While FLSA coverage—both so-called “enterprise” based coverage and individual coverage of a specific worker—remains broad, such coverage generally does not extend to individuals who do not work for a covered enterprise and do not “directly participate in the actual movement of persons or things in interstate commerce.” In reviewing a trial court decision, the Court of Appeals for the Eleventh Circuit recently provided guidance as to the scope of individual coverage. This decision is important in many jurisdictions such as Florida, where numerous single plaintiff FLSA cases are filed against smaller employers who may not be subject to enterprise coverage. Pino v. Painted, 2014 U.S. App. LEXIS 8831 (11th Cir. 2014).

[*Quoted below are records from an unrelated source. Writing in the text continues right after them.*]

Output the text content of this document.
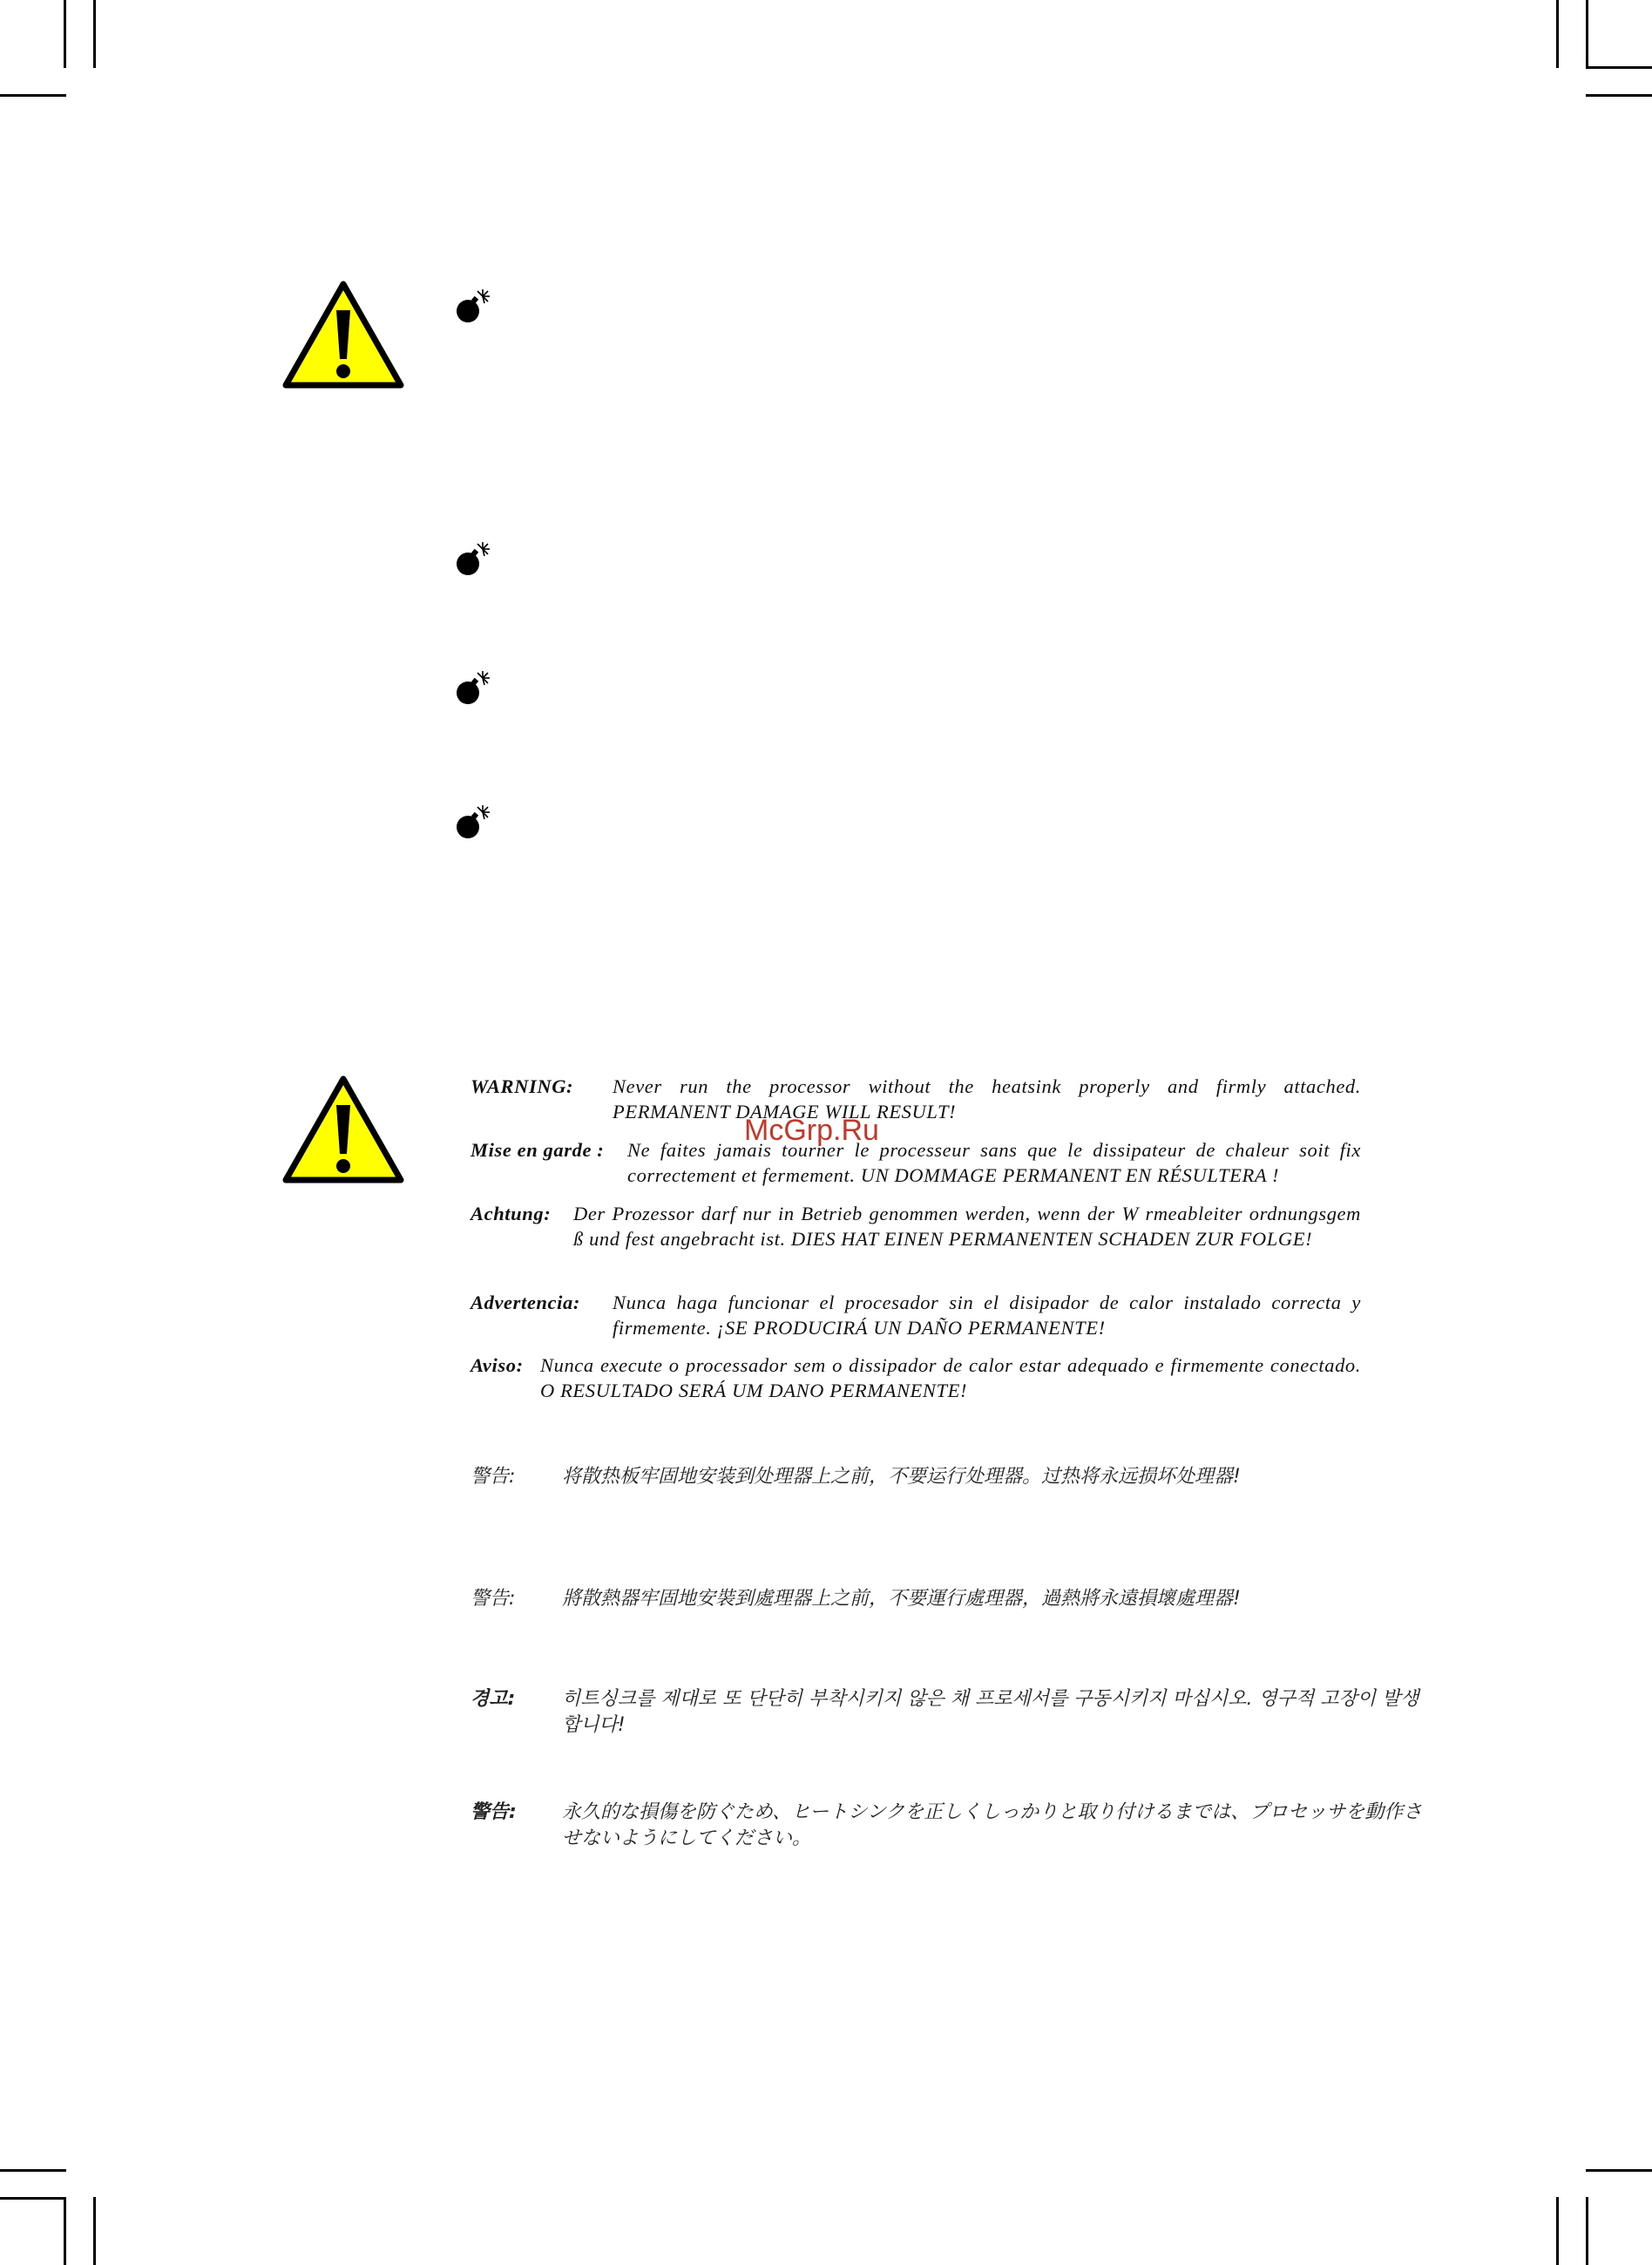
WARNING: Never run the processor without the heatsink properly and firmly attached. PERMANENT DAMAGE WILL RESULT!
Mise en garde : Ne faites jamais tourner le processeur sans que le dissipateur de chaleur soit fix correctement et fermement. UN DOMMAGE PERMANENT EN RÉSULTERA !
Achtung: Der Prozessor darf nur in Betrieb genommen werden, wenn der W rmeableiter ordnungsgem ß und fest angebracht ist. DIES HAT EINEN PERMANENTEN SCHADEN ZUR FOLGE!
Advertencia: Nunca haga funcionar el procesador sin el disipador de calor instalado correcta y firmemente. ¡SE PRODUCIRÁ UN DAÑO PERMANENTE!
Aviso: Nunca execute o processador sem o dissipador de calor estar adequado e firmemente conectado. O RESULTADO SERÁ UM DANO PERMANENTE!
警告: 将散热板牢固地安装到处理器上之前，不要运行处理器。过热将永远损坏处理器!
警告: 將散熱器牢固地安裝到處理器上之前，不要運行處理器，過熱將永遠損壞處理器!
경고: 히트싱크를 제대로 또 단단히 부착시키지 않은 채 프로세서를 구동시키지 마십시오. 영구적 고장이 발생합니다!
警告: 永久的な損傷を防ぐため、ヒートシンクを正しくしっかりと取り付けるまでは、プロセッサを動作させないようにしてください。
McGrp.Ru
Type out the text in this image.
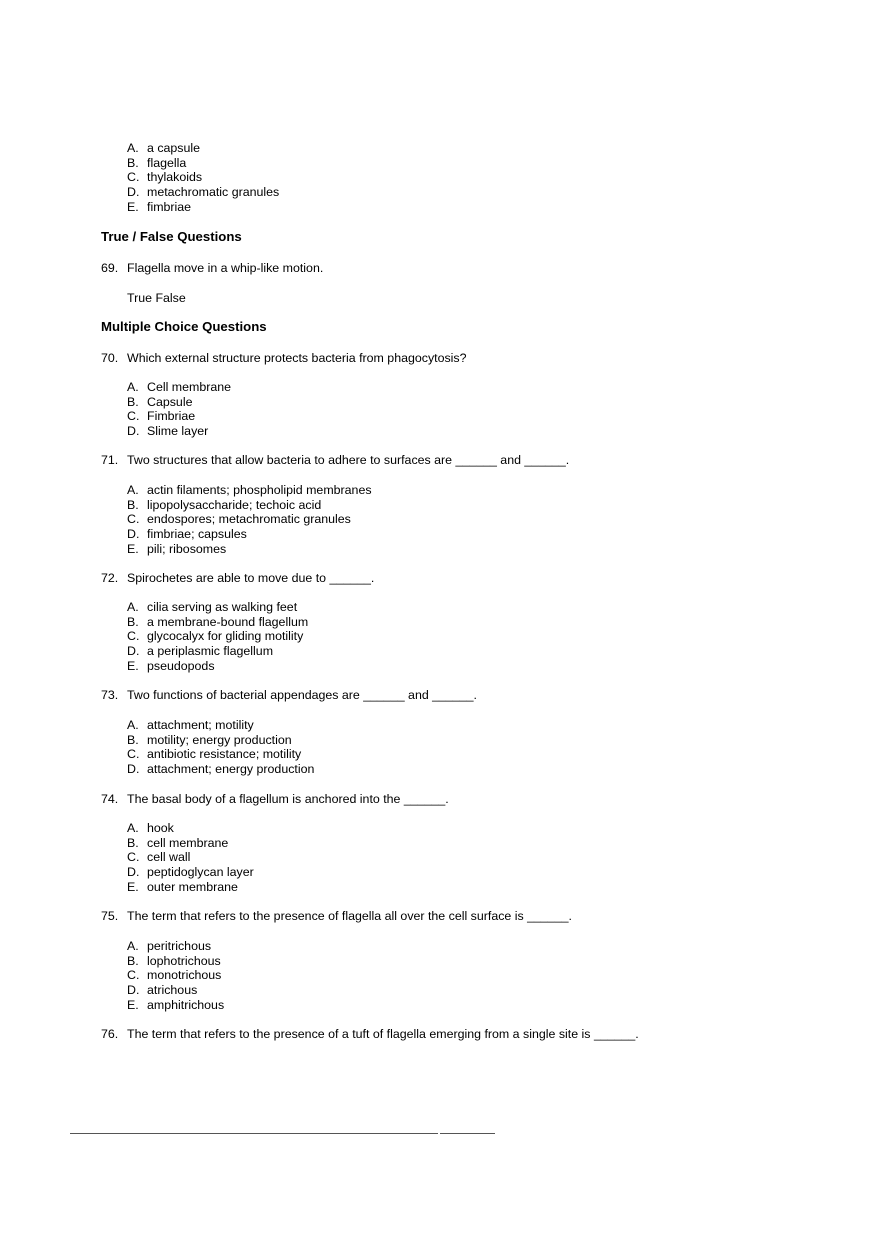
A. a capsule
B. flagella
C. thylakoids
D. metachromatic granules
E. fimbriae
True / False Questions
69. Flagella move in a whip-like motion.
True False
Multiple Choice Questions
70. Which external structure protects bacteria from phagocytosis?
A. Cell membrane
B. Capsule
C. Fimbriae
D. Slime layer
71. Two structures that allow bacteria to adhere to surfaces are ______ and ______.
A. actin filaments; phospholipid membranes
B. lipopolysaccharide; techoic acid
C. endospores; metachromatic granules
D. fimbriae; capsules
E. pili; ribosomes
72. Spirochetes are able to move due to ______.
A. cilia serving as walking feet
B. a membrane-bound flagellum
C. glycocalyx for gliding motility
D. a periplasmic flagellum
E. pseudopods
73. Two functions of bacterial appendages are ______ and ______.
A. attachment; motility
B. motility; energy production
C. antibiotic resistance; motility
D. attachment; energy production
74. The basal body of a flagellum is anchored into the ______.
A. hook
B. cell membrane
C. cell wall
D. peptidoglycan layer
E. outer membrane
75. The term that refers to the presence of flagella all over the cell surface is ______.
A. peritrichous
B. lophotrichous
C. monotrichous
D. atrichous
E. amphitrichous
76. The term that refers to the presence of a tuft of flagella emerging from a single site is ______.
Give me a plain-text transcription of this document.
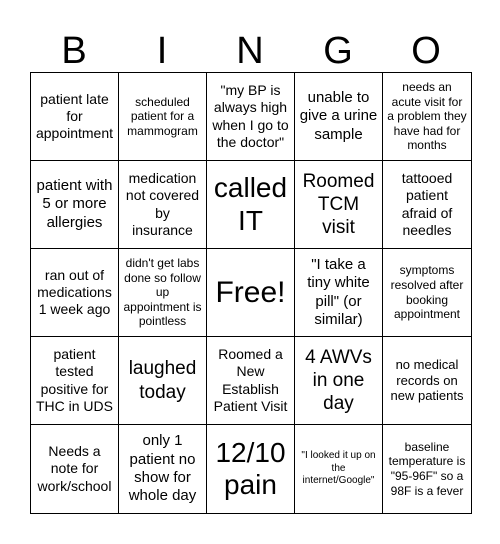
B	I	N	G	O
patient late for appointment
scheduled patient for a mammogram
"my BP is always high when I go to the doctor"
unable to give a urine sample
needs an acute visit for a problem they have had for months
patient with 5 or more allergies
medication not covered by insurance
called IT
Roomed TCM visit
tattooed patient afraid of needles
ran out of medications 1 week ago
didn't get labs done so follow up appointment is pointless
Free!
"I take a tiny white pill" (or similar)
symptoms resolved after booking appointment
patient tested positive for THC in UDS
laughed today
Roomed a New Establish Patient Visit
4 AWVs in one day
no medical records on new patients
Needs a note for work/school
only 1 patient no show for whole day
12/10 pain
"I looked it up on the internet/Google"
baseline temperature is "95-96F" so a 98F is a fever
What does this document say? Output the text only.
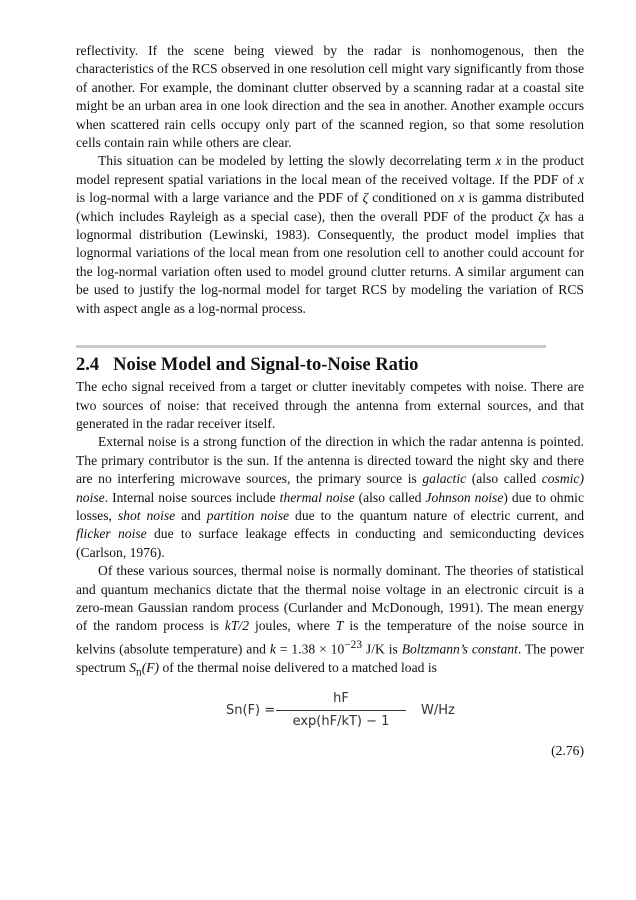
reflectivity. If the scene being viewed by the radar is nonhomogenous, then the characteristics of the RCS observed in one resolution cell might vary significantly from those of another. For example, the dominant clutter observed by a scanning radar at a coastal site might be an urban area in one look direction and the sea in another. Another example occurs when scattered rain cells occupy only part of the scanned region, so that some resolution cells contain rain while others are clear.

This situation can be modeled by letting the slowly decorrelating term x in the product model represent spatial variations in the local mean of the received voltage. If the PDF of x is log-normal with a large variance and the PDF of ζ conditioned on x is gamma distributed (which includes Rayleigh as a special case), then the overall PDF of the product ζx has a lognormal distribution (Lewinski, 1983). Consequently, the product model implies that lognormal variations of the local mean from one resolution cell to another could account for the log-normal variation often used to model ground clutter returns. A similar argument can be used to justify the log-normal model for target RCS by modeling the variation of RCS with aspect angle as a log-normal process.

2.4 Noise Model and Signal-to-Noise Ratio

The echo signal received from a target or clutter inevitably competes with noise. There are two sources of noise: that received through the antenna from external sources, and that generated in the radar receiver itself.

External noise is a strong function of the direction in which the radar antenna is pointed. The primary contributor is the sun. If the antenna is directed toward the night sky and there are no interfering microwave sources, the primary source is galactic (also called cosmic) noise. Internal noise sources include thermal noise (also called Johnson noise) due to ohmic losses, shot noise and partition noise due to the quantum nature of electric current, and flicker noise due to surface leakage effects in conducting and semiconducting devices (Carlson, 1976).

Of these various sources, thermal noise is normally dominant. The theories of statistical and quantum mechanics dictate that the thermal noise voltage in an electronic circuit is a zero-mean Gaussian random process (Curlander and McDonough, 1991). The mean energy of the random process is kT/2 joules, where T is the temperature of the noise source in kelvins (absolute temperature) and $k = 1.38 \times 10^{-23}$ J/K is Boltzmann’s constant. The power spectrum $S_n(F)$ of the thermal noise delivered to a matched load is

$Sn(F) = \frac{hF}{\exp(hF/kT) - 1} W/Hz$
(2.76)
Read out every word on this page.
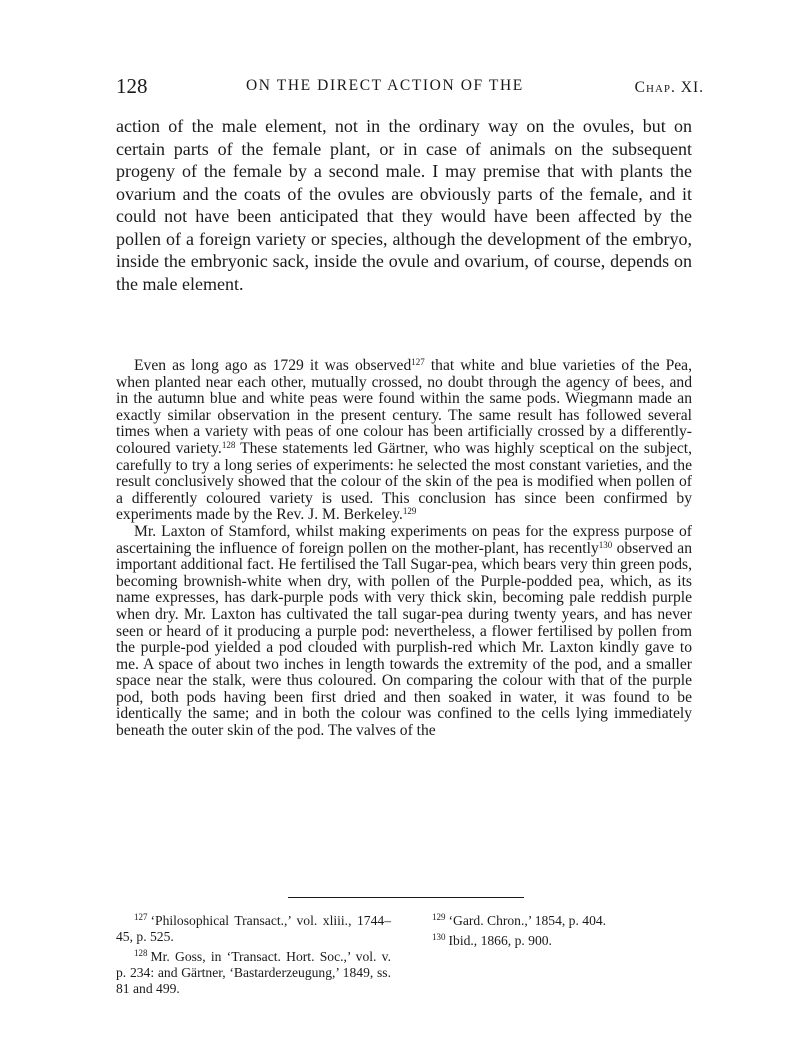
128	ON THE DIRECT ACTION OF THE	Chap. XI.

action of the male element, not in the ordinary way on the ovules, but on certain parts of the female plant, or in case of animals on the subsequent progeny of the female by a second male. I may premise that with plants the ovarium and the coats of the ovules are obviously parts of the female, and it could not have been anticipated that they would have been affected by the pollen of a foreign variety or species, although the development of the embryo, inside the embryonic sack, inside the ovule and ovarium, of course, depends on the male element.

Even as long ago as 1729 it was observed$^{127}$ that white and blue varieties of the Pea, when planted near each other, mutually crossed, no doubt through the agency of bees, and in the autumn blue and white peas were found within the same pods. Wiegmann made an exactly similar observation in the present century. The same result has followed several times when a variety with peas of one colour has been artificially crossed by a differently-coloured variety.$^{128}$ These statements led Gärtner, who was highly sceptical on the subject, carefully to try a long series of experiments: he selected the most constant varieties, and the result conclusively showed that the colour of the skin of the pea is modified when pollen of a differently coloured variety is used. This conclusion has since been confirmed by experiments made by the Rev. J. M. Berkeley.$^{129}$

Mr. Laxton of Stamford, whilst making experiments on peas for the express purpose of ascertaining the influence of foreign pollen on the mother-plant, has recently$^{130}$ observed an important additional fact. He fertilised the Tall Sugar-pea, which bears very thin green pods, becoming brownish-white when dry, with pollen of the Purple-podded pea, which, as its name expresses, has dark-purple pods with very thick skin, becoming pale reddish purple when dry. Mr. Laxton has cultivated the tall sugar-pea during twenty years, and has never seen or heard of it producing a purple pod: nevertheless, a flower fertilised by pollen from the purple-pod yielded a pod clouded with purplish-red which Mr. Laxton kindly gave to me. A space of about two inches in length towards the extremity of the pod, and a smaller space near the stalk, were thus coloured. On comparing the colour with that of the purple pod, both pods having been first dried and then soaked in water, it was found to be identically the same; and in both the colour was confined to the cells lying immediately beneath the outer skin of the pod. The valves of the

$^{127}$ ‘Philosophical Transact.,’ vol. xliii., 1744–45, p. 525.

$^{128}$ Mr. Goss, in ‘Transact. Hort. Soc.,’ vol. v. p. 234: and Gärtner, ‘Bastarderzeugung,’ 1849, ss. 81 and 499.

$^{129}$ ‘Gard. Chron.,’ 1854, p. 404.

$^{130}$ Ibid., 1866, p. 900.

In Pino, plaintiff worked for defendant’s local pleasure boat painting business. He never traveled outside of Florida, but worked on boats exclusively in south Florida. Plaintiff argued that some of the boats he painted were “destined for interstate commerce” and also had foreign registries. The Court ruled that Plaintiff’s painting was a “purely intrastate activity…[because] there is nothing about painting pleasure boats that directly moves the boats into interstate commerce.” The Court explained that the boats’ interstate nature “ended when the boats reached their ultimate consumer,” and that the mere painting of boats with foreign registries did not have the “close and immediate” connection with interstate commerce sufficient to trigger coverage.
Closely held, “local” businesses must analyze their status as employers under the FLSA, preferably before litigation is filed. Of course, at all time, the applicability of state law (to the extent there is a governing state wage-and-hour law) also should be considered.